Potato croquettes recipe, perfect looking potato croquettes that are vegetarian friendly. Potato, corn, cheese as main ingredients, these are great snack for kids, perfect party starters too. I saw these cheese oozing croquettes in Tasty, but it was not a vegetarian one. But I loved the recipe and Aj too saw it and got way too much tempted by it. I saved it for trying and since Aj’s holiday is gonna end, he asked me to do this for him. He was also helping me in preparing these veggie croquettes. I used maida for coating and corn for vegetarian option. I made these in cylindrical shapes, but you can make in your comfortable favorite shape.

Potato croquettes vegetarian recipe
Recipe Cuisine:International | Recipe Category: Snack
Prep Time: 30 mins | Cook time: 20 mins | Serves: 12
Prep Time: 30 mins | Cook time: 20 mins | Serves: 12
Click here for cup measurements
Ingredients
Potato – 4
Cheese – 3/4 cup
Sweet corn, cooked – 1/4 cup
Coriander leaves, very finely chopped – 1/2 cup
Black pepper powder – 1 tsp
Salt – As needed
Green chilli – 2, very finely chopped
Italian herbs – 1 tsp
Corn four – 1/4 cup
All purpose flour/ Maida – 3 tbsp
Milk – 1/4 cup
Bread crumbs – 3/4 cup
Cheese – 3/4 cup
Sweet corn, cooked – 1/4 cup
Coriander leaves, very finely chopped – 1/2 cup
Black pepper powder – 1 tsp
Salt – As needed
Green chilli – 2, very finely chopped
Italian herbs – 1 tsp
Corn four – 1/4 cup
All purpose flour/ Maida – 3 tbsp
Milk – 1/4 cup
Bread crumbs – 3/4 cup
Step by step instructions
- Peel, cube the potatoes. I used frozen corn and microwaved to cook it. You can choose your method to cook, but make sure it does not retain any water.
- Boil water, add the cubed potato, salt and cook until soft.

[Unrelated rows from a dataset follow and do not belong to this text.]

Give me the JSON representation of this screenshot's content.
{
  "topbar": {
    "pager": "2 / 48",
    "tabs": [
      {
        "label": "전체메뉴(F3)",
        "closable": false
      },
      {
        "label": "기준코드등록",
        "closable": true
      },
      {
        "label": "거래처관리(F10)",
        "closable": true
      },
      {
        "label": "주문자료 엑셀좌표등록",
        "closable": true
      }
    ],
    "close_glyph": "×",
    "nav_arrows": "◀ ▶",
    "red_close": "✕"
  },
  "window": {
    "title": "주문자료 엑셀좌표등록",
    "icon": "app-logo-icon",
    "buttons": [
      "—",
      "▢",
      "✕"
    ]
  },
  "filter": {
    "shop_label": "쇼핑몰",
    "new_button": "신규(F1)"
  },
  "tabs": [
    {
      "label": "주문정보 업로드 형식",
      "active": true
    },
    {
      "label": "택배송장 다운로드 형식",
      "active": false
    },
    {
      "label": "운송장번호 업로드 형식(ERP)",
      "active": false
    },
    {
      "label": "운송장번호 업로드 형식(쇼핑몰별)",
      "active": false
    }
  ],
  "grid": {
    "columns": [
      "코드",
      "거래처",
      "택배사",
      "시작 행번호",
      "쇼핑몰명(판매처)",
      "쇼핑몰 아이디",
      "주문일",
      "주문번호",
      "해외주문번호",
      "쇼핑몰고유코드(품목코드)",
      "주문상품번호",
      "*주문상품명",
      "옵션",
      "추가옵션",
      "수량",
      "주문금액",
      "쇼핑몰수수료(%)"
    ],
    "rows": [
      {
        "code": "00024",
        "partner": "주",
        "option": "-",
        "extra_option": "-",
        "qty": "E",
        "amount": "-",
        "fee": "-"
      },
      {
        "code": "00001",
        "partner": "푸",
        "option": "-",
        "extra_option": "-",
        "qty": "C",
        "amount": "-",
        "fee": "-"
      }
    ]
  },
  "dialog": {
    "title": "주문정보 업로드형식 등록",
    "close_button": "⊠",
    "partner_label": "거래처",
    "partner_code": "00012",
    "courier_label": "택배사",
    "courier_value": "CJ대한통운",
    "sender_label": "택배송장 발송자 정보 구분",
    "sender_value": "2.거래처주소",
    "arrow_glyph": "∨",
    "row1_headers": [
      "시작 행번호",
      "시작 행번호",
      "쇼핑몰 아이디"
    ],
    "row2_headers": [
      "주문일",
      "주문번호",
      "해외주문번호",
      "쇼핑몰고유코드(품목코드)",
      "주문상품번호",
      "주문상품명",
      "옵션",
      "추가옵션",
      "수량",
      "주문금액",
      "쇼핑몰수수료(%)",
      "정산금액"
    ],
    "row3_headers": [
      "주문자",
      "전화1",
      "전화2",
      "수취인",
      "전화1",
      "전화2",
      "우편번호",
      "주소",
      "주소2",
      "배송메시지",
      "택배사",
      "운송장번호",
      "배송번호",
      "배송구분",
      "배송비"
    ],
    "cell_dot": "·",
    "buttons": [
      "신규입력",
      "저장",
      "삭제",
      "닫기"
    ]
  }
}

Do not overcook. Otherwise it will retain water.
- Transfer to mixing bowl and mash it well.
- Add cooked corn, coriander leaves, green chilli, pepper powder, Italian herbs, cheese, required salt and mix well.
- Divide into 12 equal size balls, shape into cylinders or any desired shapes.
- Mix maida in milk to make a batter, thick enough to coat. Keep corn flour and bread crumbs ready in separate bowls/ tray. Coat each rolled croquette un corn flour first.
- Dip it in maida. Roll it in bread crumbs. Use both hands, to handle wet and dry ingredients separately for less mess.
- Repeat to finish all. Heat oil and drop few at a time. Cook until golden.
- Turn once or twice for even browning. Drain over paper towel.









Tips
- You can choose any method to cook potato, but make sure it does not retain water, as well as cooked well.
- You can skip corn and add some chopped onions as well.
- I cubed the cheese and added, you can choose to grate too. I used amul processed cheese cubes.
- After rolling in step 4 or before frying you can choose to refrigerate the croquettes.
- If some cheese oozes out while frying, just take it out and discard after frying each batch.
Serve hot with tomato sauce or your favorite dip.